Fallopian tube malignancies are very rare, although notably there is increasing interest in the proposal that many ovarian serous carcinomas are actually primary fallopian tube carcinomas. However, by virtue of the disease extent at surgery, it is impossible to distinguish the primary source of the cancer. The finding that women with fallopian tube cancers have a 15.9% prevalence of BRCA1 or BRCA2 mutations or family histories of early-onset breast or ovarian cancer (Aziz et al 2001) also suggests that some advanced ‘ovarian’ cancers may actually have originated from the fallopian tubes. Supporting this possibility is the fact that microscopic fallopian tube cancers are found in women undergoing prophylactic surgery for ovarian cancer, indicating a possible hereditary factor (Hirst et al 2009).
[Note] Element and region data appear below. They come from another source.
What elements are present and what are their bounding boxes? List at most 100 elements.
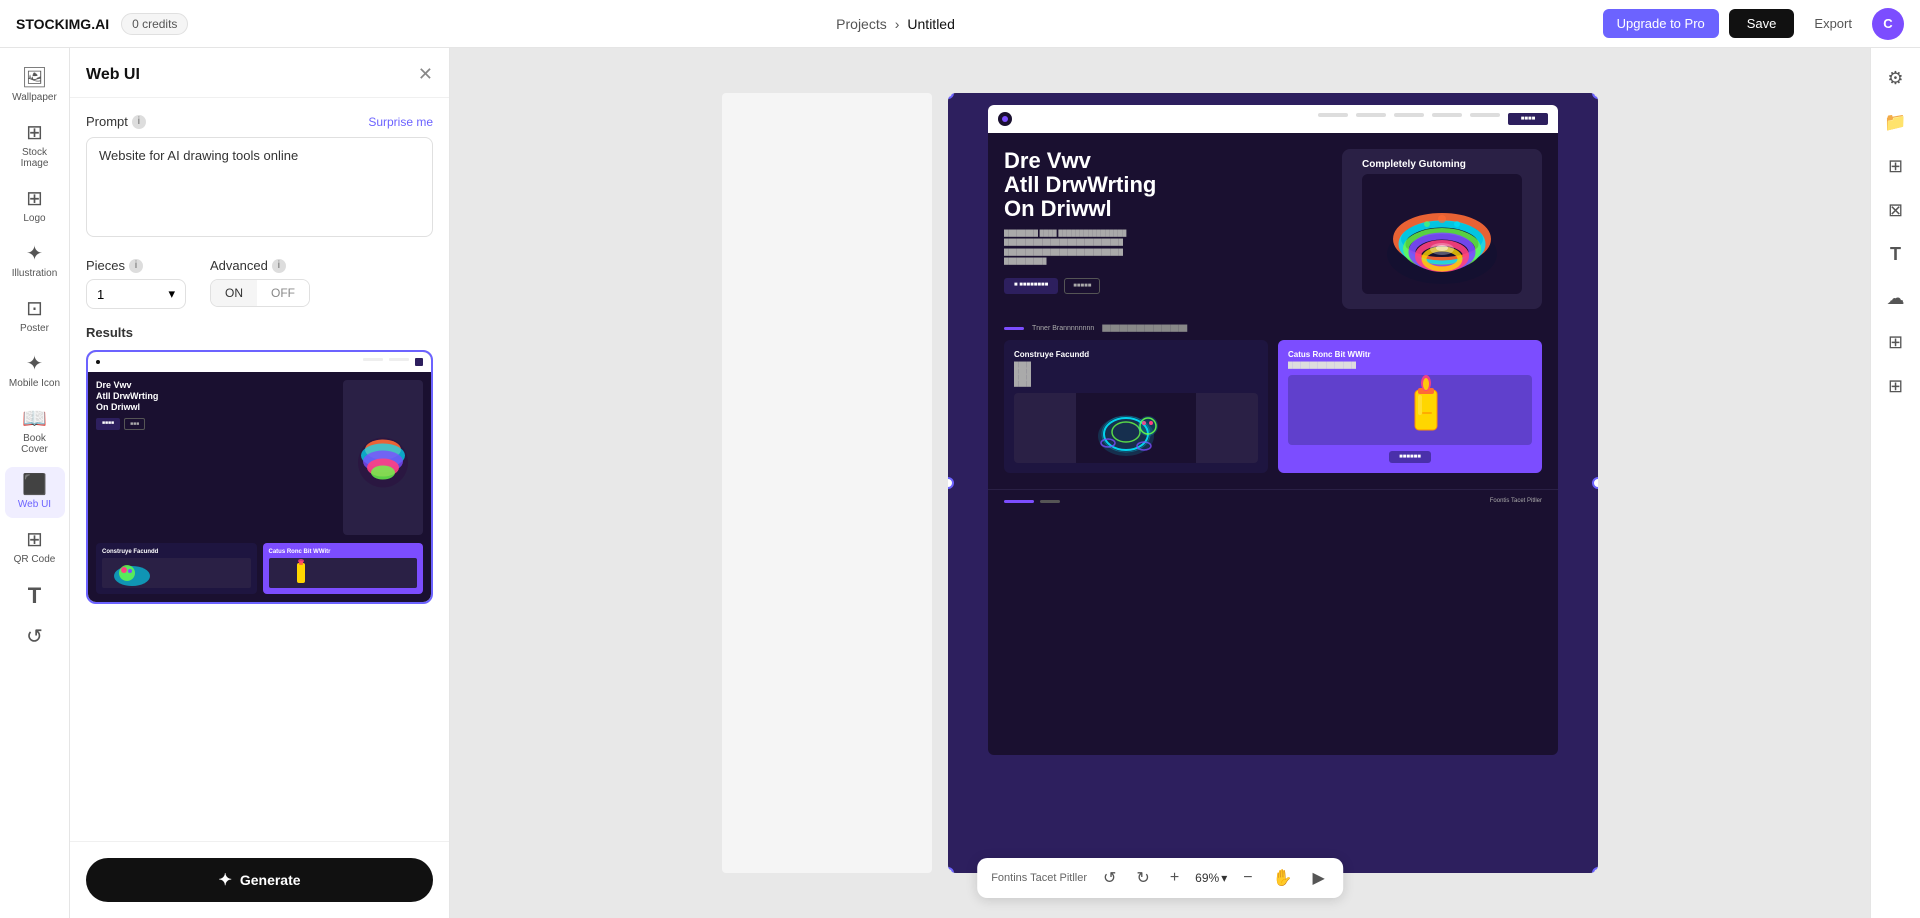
advanced-off-button[interactable]: OFF [257, 280, 309, 306]
upgrade-button[interactable]: Upgrade to Pro [1603, 9, 1719, 38]
folder-button[interactable]: 📁 [1878, 104, 1914, 140]
generate-btn-wrap: ✦ Generate [70, 841, 449, 918]
nav-bar [389, 358, 409, 361]
redo-button[interactable]: ↻ [1132, 866, 1153, 890]
folder-icon: 📁 [1884, 112, 1906, 133]
mini-sec-btn: ■■■ [124, 418, 145, 430]
zoom-in-button[interactable]: + [1166, 867, 1183, 889]
undo-button[interactable]: ↺ [1099, 866, 1120, 890]
prompt-info-icon: i [132, 115, 146, 129]
zoom-chevron: ▾ [1221, 871, 1227, 885]
advanced-label: Advanced i [210, 258, 310, 273]
layers-button[interactable]: ⊞ [1878, 324, 1914, 360]
export-button[interactable]: Export [1804, 9, 1862, 38]
sidebar-item-history[interactable]: ↺ [5, 619, 65, 655]
sidebar-item-wallpaper[interactable]: 🖼 Wallpaper [5, 60, 65, 111]
shape-button[interactable]: ⊠ [1878, 192, 1914, 228]
header-left: STOCKIMG.AI 0 credits [16, 13, 188, 35]
mini-nav [88, 352, 431, 372]
mini-hero-title: Dre VwvAtll DrwWrtingOn Driwwl [96, 380, 335, 412]
handle-bottom-left[interactable] [948, 867, 954, 873]
save-button[interactable]: Save [1729, 9, 1795, 38]
card-sub: ████████████████ [1014, 363, 1258, 387]
nav-link [1470, 113, 1500, 117]
credits-badge[interactable]: 0 credits [121, 13, 188, 35]
handle-mid-left[interactable] [948, 477, 954, 489]
handle-mid-right[interactable] [1592, 477, 1598, 489]
progress-track [1040, 500, 1060, 503]
text-button[interactable]: T [1878, 236, 1914, 272]
nav-link [1432, 113, 1462, 117]
mini-lighter-svg [269, 558, 329, 588]
sidebar-item-label: Web UI [18, 499, 51, 510]
handle-top-left[interactable] [948, 93, 954, 99]
logo-icon: ⊞ [26, 189, 43, 209]
pieces-select[interactable]: 1 ▾ [86, 279, 186, 309]
sidebar-item-stock-image[interactable]: ⊞ Stock Image [5, 115, 65, 177]
nav-bar [363, 358, 383, 361]
settings-button[interactable]: ⚙ [1878, 60, 1914, 96]
mockup-secondary-btn: ■■■■■ [1064, 278, 1100, 294]
sidebar-item-illustration[interactable]: ✦ Illustration [5, 236, 65, 287]
section-label: Tnner Brannnnnnnn [1032, 325, 1094, 332]
card-cta-wrap: ■■■■■■ [1288, 451, 1532, 463]
mini-card-img [102, 558, 251, 588]
prompt-textarea[interactable]: Website for AI drawing tools online [86, 137, 433, 237]
surprise-me-button[interactable]: Surprise me [368, 115, 433, 129]
panel: Web UI ✕ Prompt i Surprise me Website fo… [70, 48, 450, 918]
pieces-group: Pieces i 1 ▾ [86, 258, 186, 309]
preview-placeholder [722, 93, 932, 873]
components-button[interactable]: ⊞ [1878, 368, 1914, 404]
header: STOCKIMG.AI 0 credits Projects › Untitle… [0, 0, 1920, 48]
mockup-nav-links: ■■■■ [1318, 113, 1548, 125]
pan-tool-button[interactable]: ✋ [1269, 866, 1297, 890]
mockup-logo-dot [998, 112, 1012, 126]
canvas-preview[interactable]: ■■■■ Dre VwvAtll DrwWrtingOn Driwwl ████… [948, 93, 1598, 873]
zoom-out-button[interactable]: − [1239, 867, 1256, 889]
settings-icon: ⚙ [1887, 68, 1903, 89]
pieces-chevron-icon: ▾ [168, 286, 175, 302]
card-image-2 [1288, 375, 1532, 445]
left-sidebar: 🖼 Wallpaper ⊞ Stock Image ⊞ Logo ✦ Illus… [0, 48, 70, 918]
advanced-toggle: ON OFF [210, 279, 310, 307]
text-format-icon: T [1890, 244, 1901, 265]
generate-star-icon: ✦ [218, 870, 231, 890]
sidebar-item-poster[interactable]: ⊡ Poster [5, 291, 65, 342]
cloud-icon: ☁ [1887, 288, 1905, 309]
sidebar-item-logo[interactable]: ⊞ Logo [5, 181, 65, 232]
avatar[interactable]: C [1872, 8, 1904, 40]
card-cta-btn: ■■■■■■ [1389, 451, 1431, 463]
section-line [1004, 327, 1024, 330]
history-icon: ↺ [26, 627, 43, 647]
panel-close-button[interactable]: ✕ [418, 64, 433, 85]
mini-card-title-2: Catus Ronc Bit WWitr [269, 549, 418, 555]
sidebar-item-mobile-icon[interactable]: ✦ Mobile Icon [5, 346, 65, 397]
main-wrapper: 🖼 Wallpaper ⊞ Stock Image ⊞ Logo ✦ Illus… [0, 0, 1920, 918]
mockup-nav-cta: ■■■■ [1508, 113, 1548, 125]
nav-link [1318, 113, 1348, 117]
handle-bottom-right[interactable] [1592, 867, 1598, 873]
cloud-button[interactable]: ☁ [1878, 280, 1914, 316]
grid-button[interactable]: ⊞ [1878, 148, 1914, 184]
sidebar-item-qr-code[interactable]: ⊞ QR Code [5, 522, 65, 573]
result-thumbnail[interactable]: Dre VwvAtll DrwWrtingOn Driwwl ■■■■ ■■■ [86, 350, 433, 604]
sidebar-item-text[interactable]: T [5, 577, 65, 615]
grid-icon: ⊞ [1888, 156, 1903, 177]
nav-dot-1 [96, 360, 100, 364]
sidebar-item-web-ui[interactable]: ⬛ Web UI [5, 467, 65, 518]
generate-button[interactable]: ✦ Generate [86, 858, 433, 902]
play-button[interactable]: ▶ [1308, 866, 1328, 890]
progress-bar [1004, 500, 1034, 503]
poster-icon: ⊡ [26, 299, 43, 319]
mini-right [343, 380, 423, 535]
sidebar-item-label: Logo [23, 213, 45, 224]
mini-left: Dre VwvAtll DrwWrtingOn Driwwl ■■■■ ■■■ [96, 380, 335, 535]
sidebar-item-book-cover[interactable]: 📖 Book Cover [5, 401, 65, 463]
pieces-info-icon: i [129, 259, 143, 273]
advanced-group: Advanced i ON OFF [210, 258, 310, 309]
breadcrumb-projects[interactable]: Projects [836, 16, 887, 32]
sidebar-item-label: Book Cover [9, 433, 61, 455]
advanced-on-button[interactable]: ON [211, 280, 257, 306]
handle-top-right[interactable] [1592, 93, 1598, 99]
advanced-info-icon: i [272, 259, 286, 273]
Cancers of the fallopian tube can be either primary or secondary. Most tumours involving the fallopian tube are metastatic from ovarian cancer, but secondary spread from the breast and gastrointestinal tract also occurs. Primary carcinoma is usually unilateral. It is thought to be extremely rare, comprising only 0.3% of gynaecological malignancies. However, only early fallopian tube carcinomas can be distinguished with certainty from ovarian disease. Most present after the menopause, with the mean age of patients being 56 years. Many cases are nulliparous (45%) and infertility is reported in up to 71% of these women. Tumour spread is identical to that of ovarian cancer, and metastases to pelvic and para-aortic nodes are common.

Conclusions

The management of ovarian and fallopian tube carcinomas involves surgery followed by adjuvant therapy in most cases, which is platinum based. The addition of paclitaxel has improved survival prospects for some patients with advanced disease. The absolute role of primary surgery and whether or not primary chemotherapy is preferable is being addressed in randomized controlled trials, and some prospective non-randomized trials have also been undertaken in the relapsed setting. Importantly, the greater individualization of therapy and the advent of therapies targeting tumours in a more specific molecular manner means that more sophisticated therapeutic options should become more common in the future.